The 20-year-old woman recounted on Wednesday the night of the murder of Théo Decouchant, 23, and her act on November 29, 2021. That evening, she invited this suitor to spend the evening at her place, in a small town in Haute-Saône. She rejected his advances, but they fell asleep together in her bed.

During the night, she was woken up by his caresses, which she still rejected. “He said to me: ‘You sleep with other guys, why don’t you want to with me?’. It reminded me that I was an easy girl” and “I completely went off the rails”, the young woman confided in court. She then grabbed a kitchen knife, stabbed him in the stomach, before going to get a cord from her room to come back and finish him off.

“The only time she says no, she has someone in front of her who doesn’t hear her,” analyses her lawyer, Catherine Bresson. “There are two Camilles: the one in real life and the one on social media,” where she has created a glamorous life for herself and delights in the “clicks” of her followers.

That evening, “the Camille who only lives for social networks and for others (…) faces reality: I am an easy girl”, continues the lawyer who sees here a possible reason for the action.

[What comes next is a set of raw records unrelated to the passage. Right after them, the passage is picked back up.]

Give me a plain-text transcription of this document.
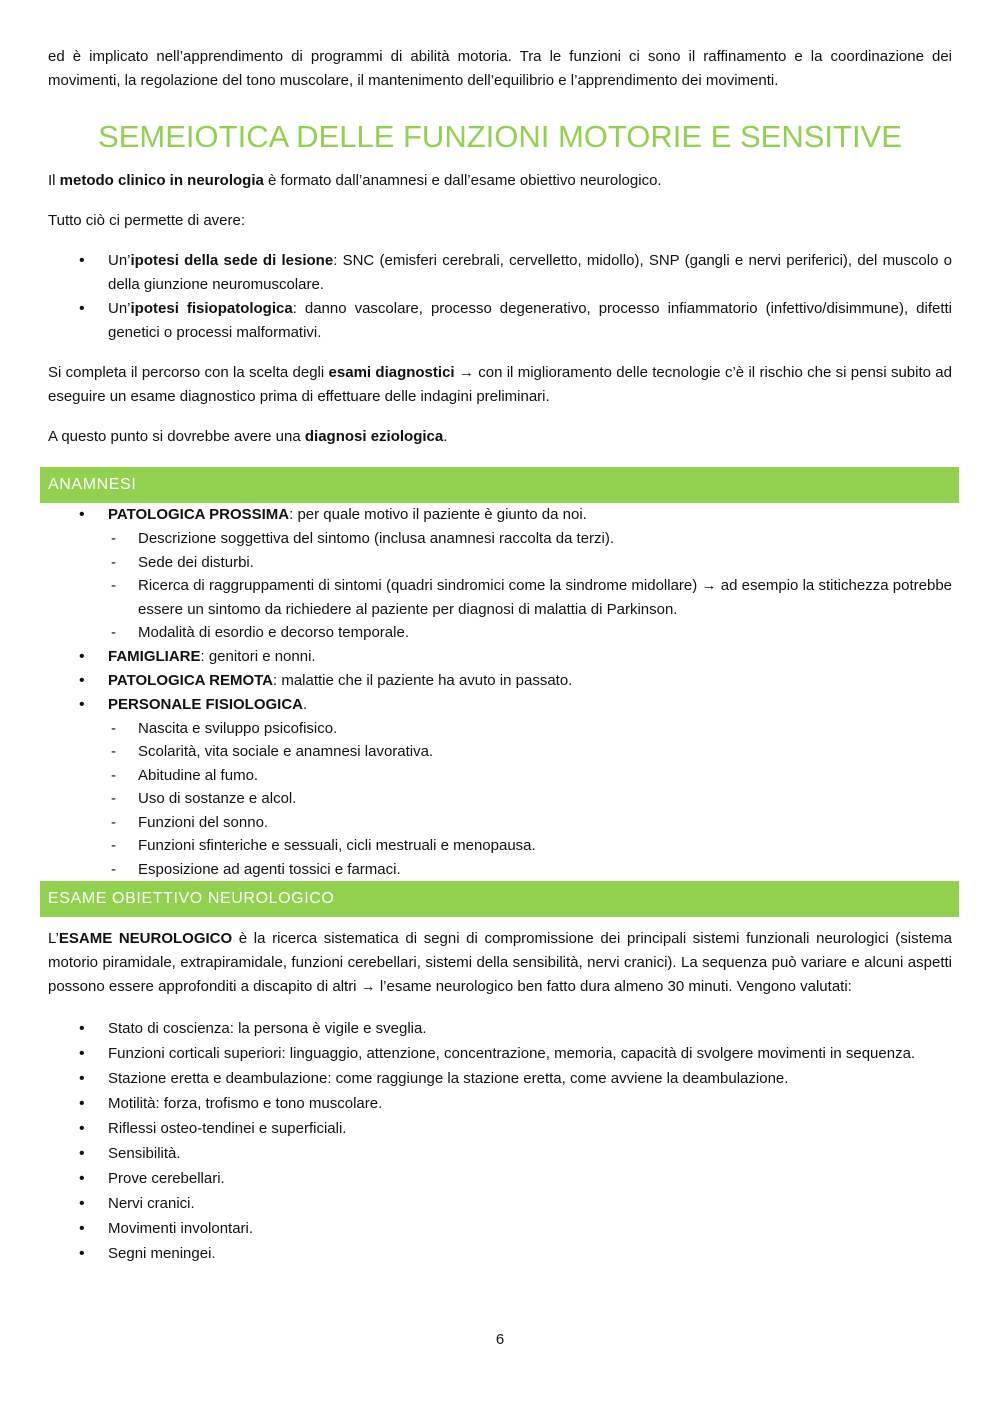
ed è implicato nell’apprendimento di programmi di abilità motoria. Tra le funzioni ci sono il raffinamento e la coordinazione dei movimenti, la regolazione del tono muscolare, il mantenimento dell’equilibrio e l’apprendimento dei movimenti.

SEMEIOTICA DELLE FUNZIONI MOTORIE E SENSITIVE

Il metodo clinico in neurologia è formato dall’anamnesi e dall’esame obiettivo neurologico.

Tutto ciò ci permette di avere:

• Un’ipotesi della sede di lesione: SNC (emisferi cerebrali, cervelletto, midollo), SNP (gangli e nervi periferici), del muscolo o della giunzione neuromuscolare.
• Un’ipotesi fisiopatologica: danno vascolare, processo degenerativo, processo infiammatorio (infettivo/disimmune), difetti genetici o processi malformativi.

Si completa il percorso con la scelta degli esami diagnostici → con il miglioramento delle tecnologie c’è il rischio che si pensi subito ad eseguire un esame diagnostico prima di effettuare delle indagini preliminari.

A questo punto si dovrebbe avere una diagnosi eziologica.

ANAMNESI
• PATOLOGICA PROSSIMA: per quale motivo il paziente è giunto da noi.
- Descrizione soggettiva del sintomo (inclusa anamnesi raccolta da terzi).
- Sede dei disturbi.
- Ricerca di raggruppamenti di sintomi (quadri sindromici come la sindrome midollare) → ad esempio la stitichezza potrebbe essere un sintomo da richiedere al paziente per diagnosi di malattia di Parkinson.
- Modalità di esordio e decorso temporale.
• FAMIGLIARE: genitori e nonni.
• PATOLOGICA REMOTA: malattie che il paziente ha avuto in passato.
• PERSONALE FISIOLOGICA.
- Nascita e sviluppo psicofisico.
- Scolarità, vita sociale e anamnesi lavorativa.
- Abitudine al fumo.
- Uso di sostanze e alcol.
- Funzioni del sonno.
- Funzioni sfinteriche e sessuali, cicli mestruali e menopausa.
- Esposizione ad agenti tossici e farmaci.
ESAME OBIETTIVO NEUROLOGICO

L’ESAME NEUROLOGICO è la ricerca sistematica di segni di compromissione dei principali sistemi funzionali neurologici (sistema motorio piramidale, extrapiramidale, funzioni cerebellari, sistemi della sensibilità, nervi cranici). La sequenza può variare e alcuni aspetti possono essere approfonditi a discapito di altri → l’esame neurologico ben fatto dura almeno 30 minuti. Vengono valutati:

• Stato di coscienza: la persona è vigile e sveglia.
• Funzioni corticali superiori: linguaggio, attenzione, concentrazione, memoria, capacità di svolgere movimenti in sequenza.
• Stazione eretta e deambulazione: come raggiunge la stazione eretta, come avviene la deambulazione.
• Motilità: forza, trofismo e tono muscolare.
• Riflessi osteo-tendinei e superficiali.
• Sensibilità.
• Prove cerebellari.
• Nervi cranici.
• Movimenti involontari.
• Segni meningei.
6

“Isn’t it a bit easy to say: ‘Yes, I committed the irreparable, yes I killed a man, but it’s because I confused the virtual world and the real world?'”, asks Attorney General Arnaud Grécourt in return.

This highlights the elements pointing to a heinous crime, committed by this young woman, 18 years old at the time, who was desperate to find a vehicle and money to go and join a lover in Bordeaux.

He also notes that she “shows much more emotion towards her horses than towards the people around her, or towards a man she killed.”

The day after the murder, Camille Anguenot, who does not have a driver’s license, takes her victim’s car and credit card to go to Bordeaux. She then continues to live normally.

A car accident puts an end to her ride and she finally returns home, where the police, alerted by Théo Decouchant’s mother, arrive a week after the murder and discover the young man’s body wrapped in garbage bags, hidden in a broom cupboard.

At the time of the murder, “she was a teenager who was far from mature, fed on social networks”, who had “a fascination with the image she gave of herself”, notes psychiatrist Sylvain Alexis. “We often see this in very young people, who are increasingly consumed by desire and who like to show themselves off, with ‘stories’. Everything that this phenomenon (of social networks) causes in adolescents and pre-teens is terrible”.

During her conversation with Camille Anguenot, she admitted to having felt a “relief” at the time of her arrest, “as if reality had taken over, stopping her deadly flight.”

The psychiatric expert concluded that the young woman’s “discernment” was impaired at the time of the events. He described a “borderline” defendant with “psychopathic and perverse traits” and displaying “egocentrism and venality”.

His colleague, Dr Henri Brunner, on the contrary rejects the alteration of discernment and notes “a temperamental personality, clinically banal”, without psychiatric disorder.

The “real-life Camille” is also this child of about ten years old who witnessed the “verbal and physical violence” of her father towards her mother. The latter spoke to the jury about the day when, in front of her daughters, the man from whom she was separating “rushed towards her and tried to strangle (her)”. Camille Anguenot cried in the dock. On trial since Tuesday, she faces 30 years in prison. Verdict on Friday.